Die Übergangsregierung wollte mit den Wahlen zeigen, dass sich der Staat im demokratischen Aufbau befindet. Doch die konservativ-islamisch geprägte Regierung ist höchst umstritten. Regierungstruppen waren an Massakern gegen Alawiten an der Küste und gegen Drusen im Süden beteiligt. Die kurdischen Regionen im Nordwesten sowie die mehrheitlich drusische Provinz Suweida im Süden durften nicht wählen. Ihre 32 Sitze bleiben leer. Syriens religiöse und ethnische Minderheiten kritisierten daher den Prozess zu Recht als undemokratisch. Von denjenigen, die teilnehmen durften und sich trotz Kritik dafür entschieden, schafften es nur wenige ins Parlament.

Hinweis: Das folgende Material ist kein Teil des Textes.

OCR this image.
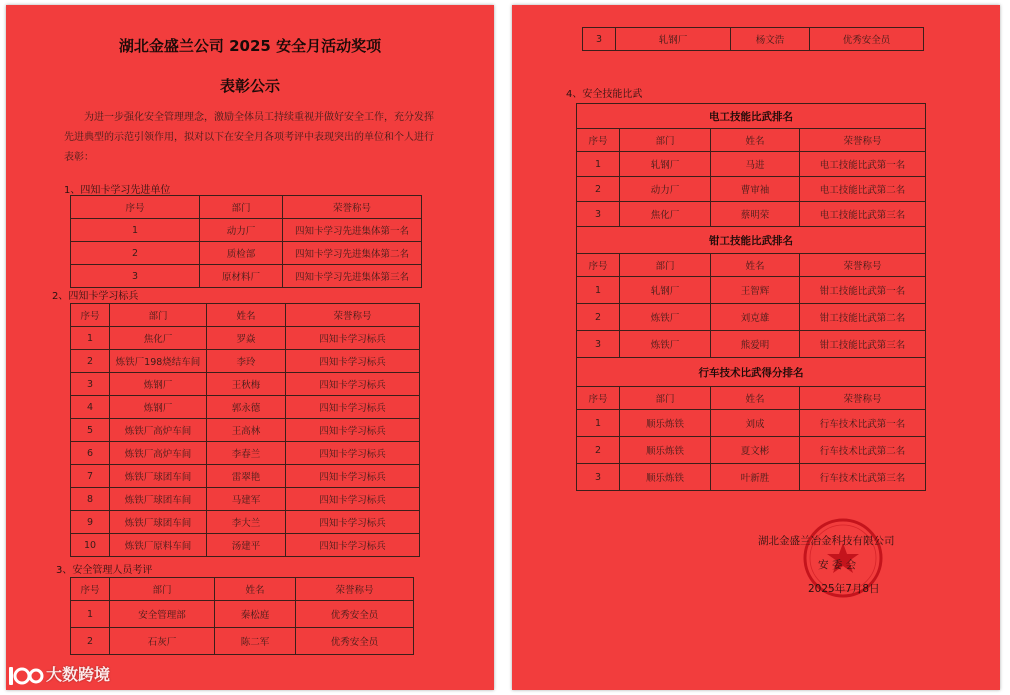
湖北金盛兰公司 2025 安全月活动奖项
表彰公示
为进一步强化安全管理理念，激励全体员工持续重视并做好安全工作，充分发挥先进典型的示范引领作用，拟对以下在安全月各项考评中表现突出的单位和个人进行表彰：
1、四知卡学习先进单位
序号	部门	荣誉称号
1	动力厂	四知卡学习先进集体第一名
2	质检部	四知卡学习先进集体第二名
3	原材料厂	四知卡学习先进集体第三名
2、四知卡学习标兵
序号	部门	姓名	荣誉称号
1	焦化厂	罗焱	四知卡学习标兵
2	炼铁厂198烧结车间	李玲	四知卡学习标兵
3	炼钢厂	王秋梅	四知卡学习标兵
4	炼钢厂	郭永德	四知卡学习标兵
5	炼铁厂高炉车间	王高林	四知卡学习标兵
6	炼铁厂高炉车间	李春兰	四知卡学习标兵
7	炼铁厂球团车间	雷翠艳	四知卡学习标兵
8	炼铁厂球团车间	马建军	四知卡学习标兵
9	炼铁厂球团车间	李大兰	四知卡学习标兵
10	炼铁厂原料车间	汤建平	四知卡学习标兵
3、安全管理人员考评
序号	部门	姓名	荣誉称号
1	安全管理部	秦松庭	优秀安全员
2	石灰厂	陈二军	优秀安全员
3	轧钢厂	杨文浩	优秀安全员
4、安全技能比武
电工技能比武排名			
序号	部门	姓名	荣誉称号
1	轧钢厂	马进	电工技能比武第一名
2	动力厂	曹审袖	电工技能比武第二名
3	焦化厂	蔡明荣	电工技能比武第三名
钳工技能比武排名			
序号	部门	姓名	荣誉称号
1	轧钢厂	王智辉	钳工技能比武第一名
2	炼铁厂	刘克雄	钳工技能比武第二名
3	炼铁厂	熊爱明	钳工技能比武第三名
行车技术比武得分排名			
序号	部门	姓名	荣誉称号
1	顺乐炼铁	刘成	行车技术比武第一名
2	顺乐炼铁	夏文彬	行车技术比武第二名
3	顺乐炼铁	叶新胜	行车技术比武第三名
湖北金盛兰冶金科技有限公司
安 委 会
2025年7月8日
大数跨境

Die Abgeordneten haben nur ein Übergangsmandat
Im Bezirk Baniyas in Tartus, dem Ort einiger schlimmer Massaker im März, gewann ein alawitischer Kandidat. Die drei Sitze in Latakia gingen alle an sunnitische Kandidaten. Einer von ihnen, Jamal Mkaiss, versprach zumindest, „alle unterdrückten Menschen aller Konfessionen – Sunniten, Alawiten, Christen – zu verteidigen“.

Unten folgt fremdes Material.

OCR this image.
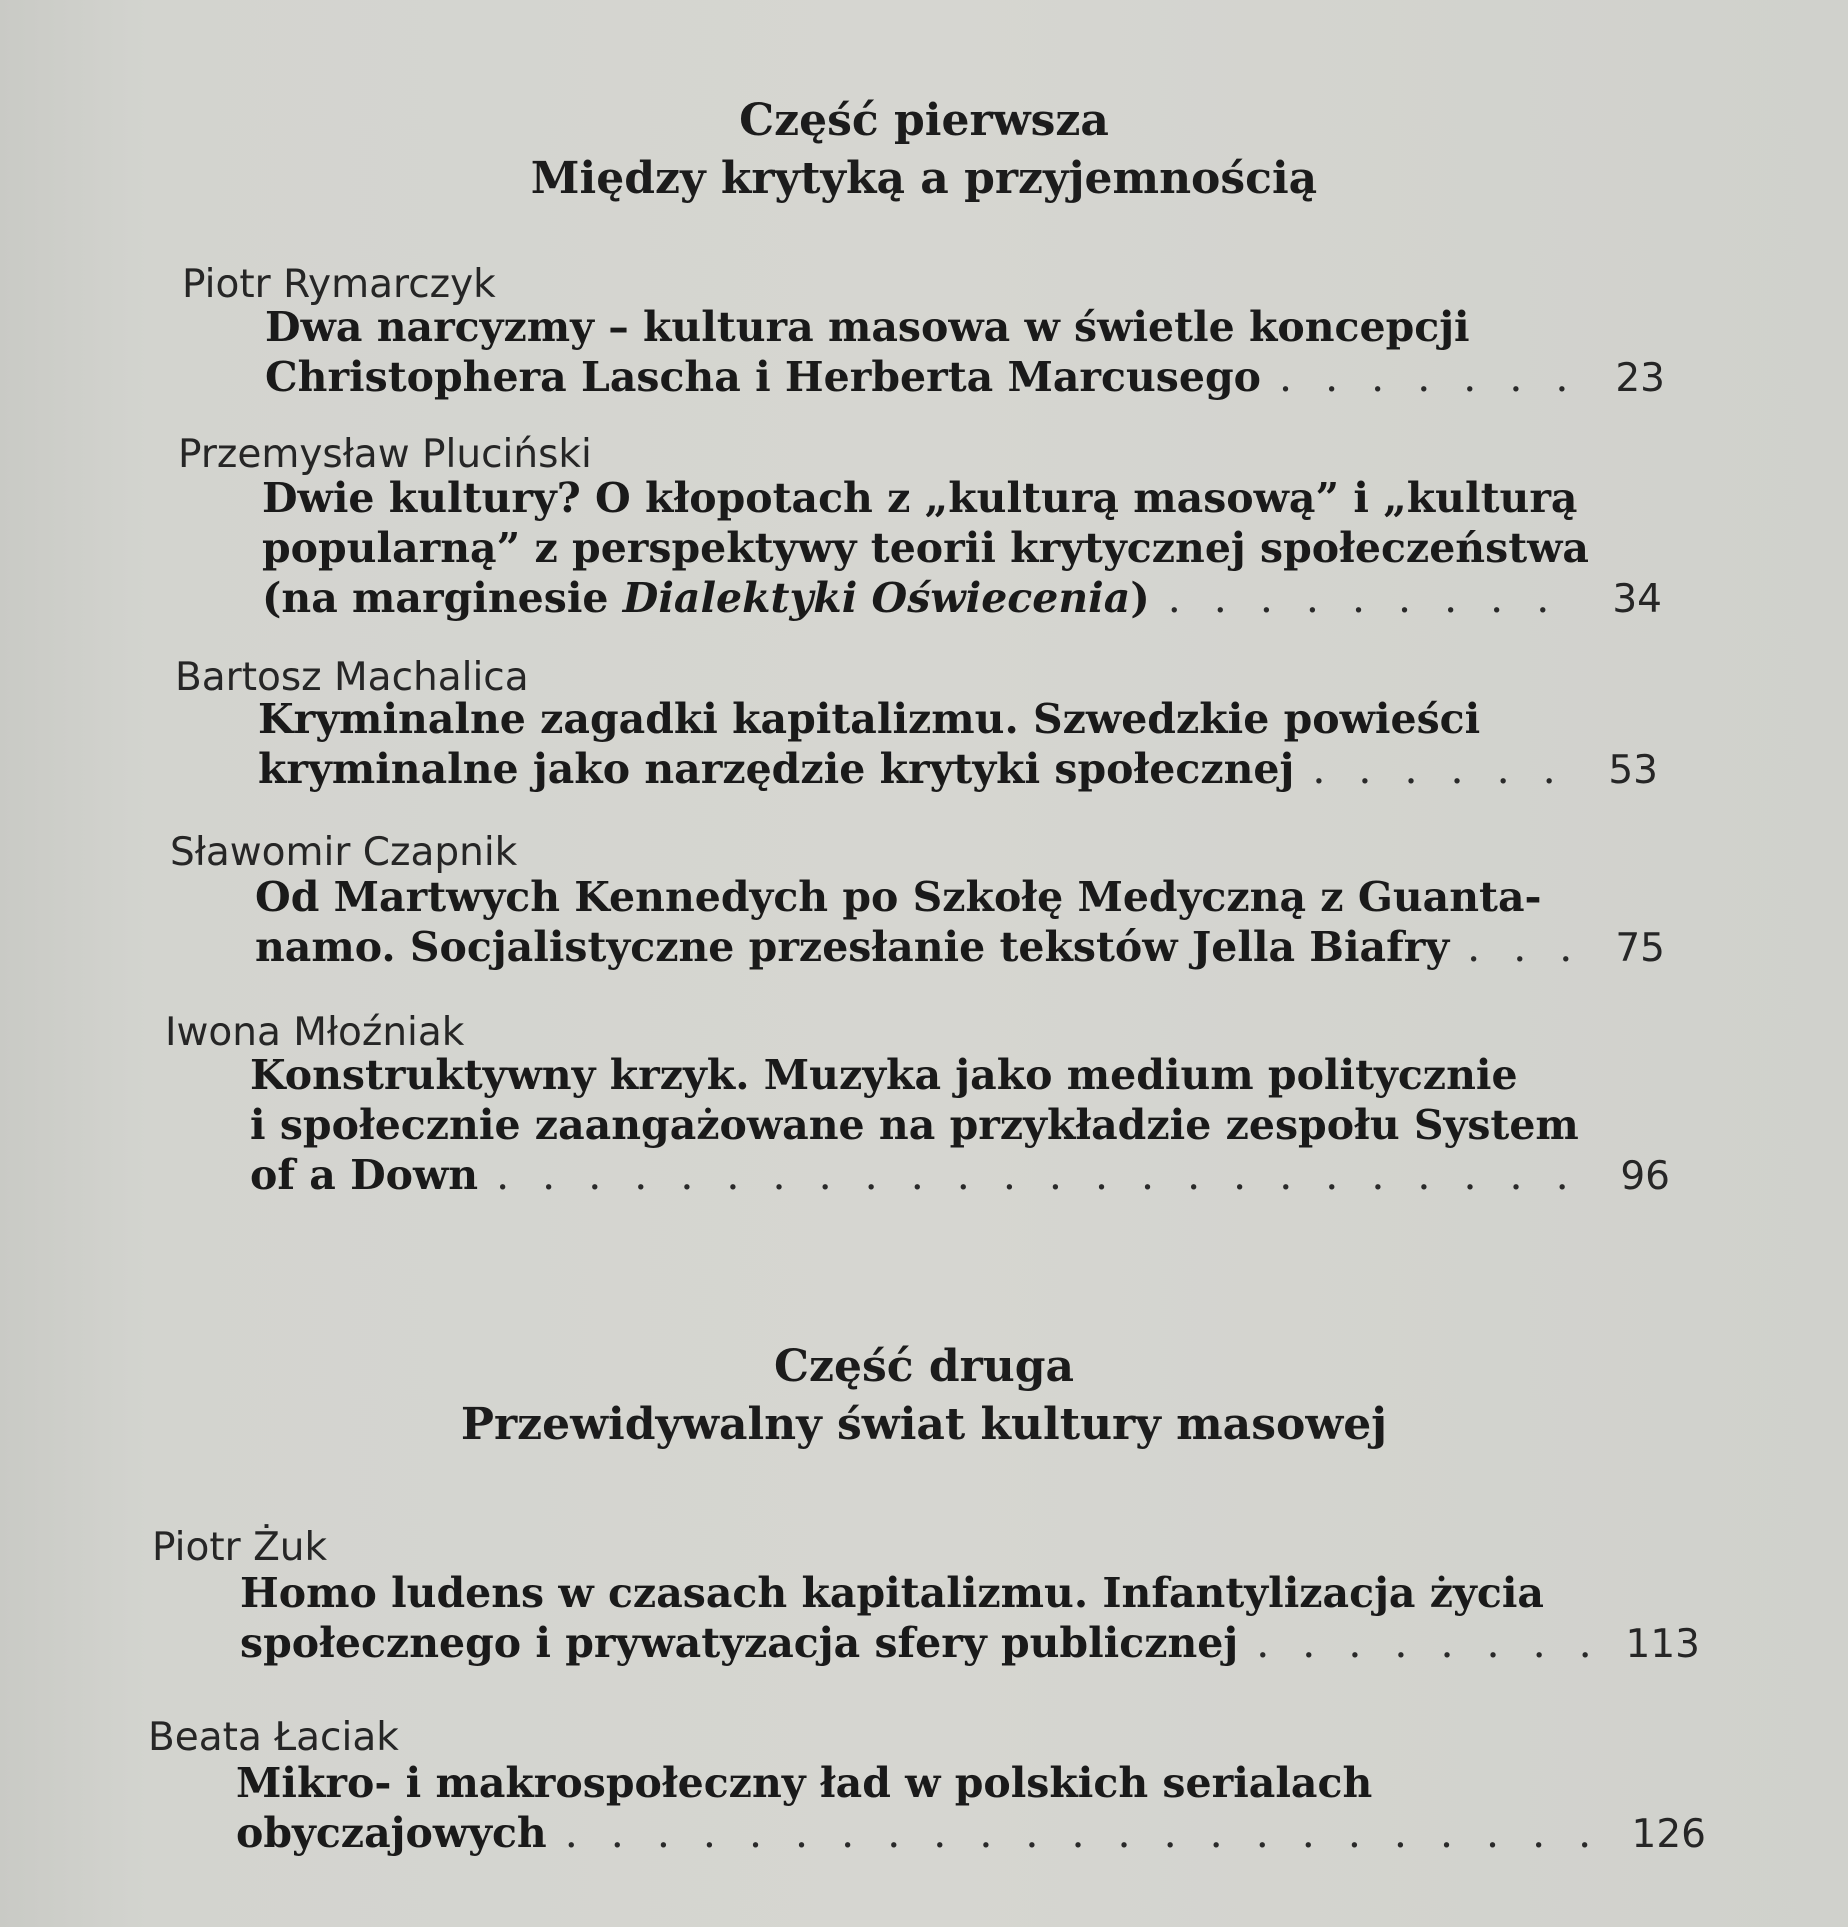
Część pierwsza
Między krytyką a przyjemnością
Piotr Rymarczyk
Dwa narcyzmy – kultura masowa w świetle koncepcji
Christophera Lascha i Herberta Marcusego . . .	23
Przemysław Pluciński
Dwie kultury? O kłopotach z „kulturą masową” i „kulturą
popularną” z perspektywy teorii krytycznej społeczeństwa
(na marginesie Dialektyki Oświecenia) . . .	34
Bartosz Machalica
Kryminalne zagadki kapitalizmu. Szwedzkie powieści
kryminalne jako narzędzie krytyki społecznej . . .	53
Sławomir Czapnik
Od Martwych Kennedych po Szkołę Medyczną z Guanta-
namo. Socjalistyczne przesłanie tekstów Jella Biafry . . .	75
Iwona Młoźniak
Konstruktywny krzyk. Muzyka jako medium politycznie
i społecznie zaangażowane na przykładzie zespołu System
of a Down . . .	96
Część druga
Przewidywalny świat kultury masowej
Piotr Żuk
Homo ludens w czasach kapitalizmu. Infantylizacja życia
społecznego i prywatyzacja sfery publicznej . . .	113
Beata Łaciak
Mikro- i makrospołeczny ład w polskich serialach
obyczajowych . . .	126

Im Damaszener Jaramana konnten die drusischen und christlichen Kandidat*innen keinen Sitz erringen. Marwan Zaghib, ein christlicher Kandidat in Jaramana, sagte der Nachrichtenagentur AP, er hoffe, dass al-Scharaa die verbleibenden Sitze so besetzt, dass „eine echte Beteiligung aller Teile unseres Volkes“ gewährleistet sei.
Afrin im Nordwesten entsendet drei kurdische Abgeordnete, die Mitglieder oder Verbündete des Kurdischen Nationalrats sind, der sich für Autonomie einsetzt. Das Gebiet wurde 2018 von der Türkei und verbündeten syrischen Oppositionskämpfern besetzt, Tausende kurdische Zivilist*innen wurden gewaltsam vertrieben.
Ins Parlament ziehen nun ein ehemaliger Lehrer, ein ehemaliges Mitglied des Gemeinderats und die Ärztin Rankin Abdo ein. Sie hatte trotz aller Kritik an der Übergangsregierung und dem Verfahren kandidiert, um die Lebensbedingungen der Kurd*innen zu verbessern. „Ein Boykott der Entscheidungszentren und der Regierung bringt keine Ergebnisse“, sagte sie der Nachrichtenagentur AP.
Die Wahlen verdeutlichten die Widersprüche der Übergangsphase in Syrien, sagt Sophie Bischoff von der Organisation Adopt a Revolution der taz. „Es gibt weder ein Wahlgesetz noch eine Einigung mit allen Landesteilen. Und doch konnten vielerorts Menschen erstmals überhaupt abstimmen – unter schwierigen, teils intransparenten Bedingungen.“
Es sei ein Hoffnungsschimmer, dass nun auch Vertreter*innen der Revolutionsbewegung von 2011 ins Parlament einziehen. „Auch wenn offen bleibt, ob al-Scharaa sein Ernennungsrecht für eine angemessene Repräsentation der Bevölkerung oder Loyalitäten nutzen wird.“
Laut offiziellen Stellen sei eine Wahl direkt durch die Bürger*innen nicht möglich gewesen, weil „zuverlässige Volkszählungsdaten“ fehlten. Noch gibt es auch keine legal arbeitenden politischen Parteien. Ihr Mandat haben die Parlamentarier*innen nur übergangsweise inne: für zweieinhalb Jahre. In dieser Zeit sollen sie ein neues Wahlgesetz ausarbeiten und die Grundlagen für eine spätere Volksabstimmung schaffen.